Autour de la figure de Franz Kafka (1883-1924), Laurent Seksik dépeint le parcours de trois personnages qui ont partagé la vie de l’auteur, pour quelques années, quelques mois ou quelques instants

Les sorties, coup sur coup, depuis la rentrée littéraire de septembre, du Magicien (Colm Tóibin, Grasset), du Vingtième siècle (Aurélien Bellanger, Gallimard) et Franz Kafka ne veut pas mourir (Laurent Seksik, Gallimard), trois romans évoquant les parcours de Thomas Mann (1875-1955), Walter Benjamin (1892-1940) et Franz Kafka (1883-1924), nous interrogent sur la fascination de leurs biographes pour ces auteurs qui ont observé et subi la montée des périls en Europe. La question est d’autant plus légitime concernant Seksik, qui a déjà écrit sur Albert Einstein (1879-1955) et Stefan Zweig (1881-1942). 

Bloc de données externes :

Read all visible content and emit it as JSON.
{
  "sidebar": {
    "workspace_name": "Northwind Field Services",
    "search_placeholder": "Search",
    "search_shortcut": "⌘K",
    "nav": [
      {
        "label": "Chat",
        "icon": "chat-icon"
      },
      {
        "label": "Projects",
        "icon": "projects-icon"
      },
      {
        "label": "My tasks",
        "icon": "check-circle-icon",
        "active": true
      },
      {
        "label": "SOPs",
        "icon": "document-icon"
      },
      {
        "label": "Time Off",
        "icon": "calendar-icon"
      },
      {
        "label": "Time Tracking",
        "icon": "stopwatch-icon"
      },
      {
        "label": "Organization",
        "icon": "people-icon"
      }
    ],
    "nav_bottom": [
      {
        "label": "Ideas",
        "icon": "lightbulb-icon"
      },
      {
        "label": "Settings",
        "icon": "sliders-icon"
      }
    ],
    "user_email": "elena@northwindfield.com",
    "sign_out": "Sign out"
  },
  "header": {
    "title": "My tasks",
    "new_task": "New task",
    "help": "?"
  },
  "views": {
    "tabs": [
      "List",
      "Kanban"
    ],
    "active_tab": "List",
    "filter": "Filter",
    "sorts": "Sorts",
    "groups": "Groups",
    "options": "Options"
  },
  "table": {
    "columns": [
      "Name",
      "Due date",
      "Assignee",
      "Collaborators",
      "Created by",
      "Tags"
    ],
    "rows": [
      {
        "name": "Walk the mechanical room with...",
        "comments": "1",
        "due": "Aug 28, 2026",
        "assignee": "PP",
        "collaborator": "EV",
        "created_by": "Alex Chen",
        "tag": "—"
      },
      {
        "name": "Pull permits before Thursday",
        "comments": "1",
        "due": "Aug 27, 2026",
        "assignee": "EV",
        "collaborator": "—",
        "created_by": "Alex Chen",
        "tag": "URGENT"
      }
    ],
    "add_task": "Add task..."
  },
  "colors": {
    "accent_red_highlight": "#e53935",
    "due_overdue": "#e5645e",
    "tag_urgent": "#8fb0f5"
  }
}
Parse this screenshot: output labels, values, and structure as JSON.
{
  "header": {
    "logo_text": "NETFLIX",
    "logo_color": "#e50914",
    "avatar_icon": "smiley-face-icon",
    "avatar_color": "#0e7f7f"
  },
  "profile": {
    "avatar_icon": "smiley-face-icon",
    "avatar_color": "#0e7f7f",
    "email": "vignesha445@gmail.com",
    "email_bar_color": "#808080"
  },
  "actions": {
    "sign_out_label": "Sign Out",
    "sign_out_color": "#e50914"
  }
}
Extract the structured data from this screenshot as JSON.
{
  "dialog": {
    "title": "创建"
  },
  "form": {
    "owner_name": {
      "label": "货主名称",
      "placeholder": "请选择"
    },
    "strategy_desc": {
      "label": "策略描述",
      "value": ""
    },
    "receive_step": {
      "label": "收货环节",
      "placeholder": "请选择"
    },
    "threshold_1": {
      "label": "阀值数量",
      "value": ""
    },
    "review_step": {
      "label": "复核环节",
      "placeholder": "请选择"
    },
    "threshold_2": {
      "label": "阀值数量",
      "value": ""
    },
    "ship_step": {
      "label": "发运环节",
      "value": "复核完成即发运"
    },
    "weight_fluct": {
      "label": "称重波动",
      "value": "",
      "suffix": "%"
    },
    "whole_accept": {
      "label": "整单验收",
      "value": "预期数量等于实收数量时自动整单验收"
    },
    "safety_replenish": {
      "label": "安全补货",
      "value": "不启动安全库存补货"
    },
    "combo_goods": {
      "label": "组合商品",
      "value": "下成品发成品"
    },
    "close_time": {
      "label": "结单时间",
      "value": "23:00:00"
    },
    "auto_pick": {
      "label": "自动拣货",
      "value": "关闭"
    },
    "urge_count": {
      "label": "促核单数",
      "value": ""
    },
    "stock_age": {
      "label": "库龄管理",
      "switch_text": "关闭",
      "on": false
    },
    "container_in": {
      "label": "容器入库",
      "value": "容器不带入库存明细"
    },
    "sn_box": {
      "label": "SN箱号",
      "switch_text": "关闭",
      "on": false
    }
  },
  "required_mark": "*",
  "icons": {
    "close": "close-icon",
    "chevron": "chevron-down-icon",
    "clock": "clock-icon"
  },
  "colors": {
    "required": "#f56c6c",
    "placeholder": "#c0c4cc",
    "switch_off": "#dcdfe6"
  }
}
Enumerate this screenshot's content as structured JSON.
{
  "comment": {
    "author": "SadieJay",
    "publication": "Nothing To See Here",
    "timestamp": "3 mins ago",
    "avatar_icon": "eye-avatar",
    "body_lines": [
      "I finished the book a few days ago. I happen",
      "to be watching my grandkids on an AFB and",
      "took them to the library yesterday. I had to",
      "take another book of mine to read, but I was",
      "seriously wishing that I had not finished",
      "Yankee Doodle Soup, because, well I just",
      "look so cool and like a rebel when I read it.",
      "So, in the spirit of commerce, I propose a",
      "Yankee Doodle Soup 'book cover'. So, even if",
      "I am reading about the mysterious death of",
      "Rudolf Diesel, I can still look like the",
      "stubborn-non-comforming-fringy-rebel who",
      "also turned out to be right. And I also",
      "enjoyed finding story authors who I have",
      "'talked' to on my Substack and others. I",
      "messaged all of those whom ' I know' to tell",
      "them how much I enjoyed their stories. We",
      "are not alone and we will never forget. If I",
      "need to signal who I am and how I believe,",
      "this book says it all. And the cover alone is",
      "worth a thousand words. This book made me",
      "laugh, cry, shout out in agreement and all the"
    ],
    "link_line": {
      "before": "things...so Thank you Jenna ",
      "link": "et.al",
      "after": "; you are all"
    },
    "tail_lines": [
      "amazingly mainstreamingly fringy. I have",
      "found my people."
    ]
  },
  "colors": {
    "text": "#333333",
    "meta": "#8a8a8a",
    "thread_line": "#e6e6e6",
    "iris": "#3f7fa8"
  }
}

Mis bout à bout, chacun de ces romans semble être la préquelle de l’autre, dans la mesure où nous retrouvons les mêmes personnages, tour à tour principaux ou secondaires, pris dans le même contexte, celui de l’entre-deux-guerres. 

Après Le Cas Eduard Einstein, Seksik mêle une fois encore la grande histoire et le tragique de vies façonnées par l’empreinte d’un géant. C’est moins la vie de Kafka qui nous est présentée ici mais son ombre portée sur celle d’Ottla, sa sœur, Dora, son épouse, et Robert Klopstock, son compagnon de sanatorium – la tuberculose étant le fil rouge des trois romans en question. Ces êtres verront leur vie bouleversée à jamais par cette rencontre, imposée par les lois de la biologie ou fruit du plus pur et du plus heureux hasard (l’amour, l’amitié). 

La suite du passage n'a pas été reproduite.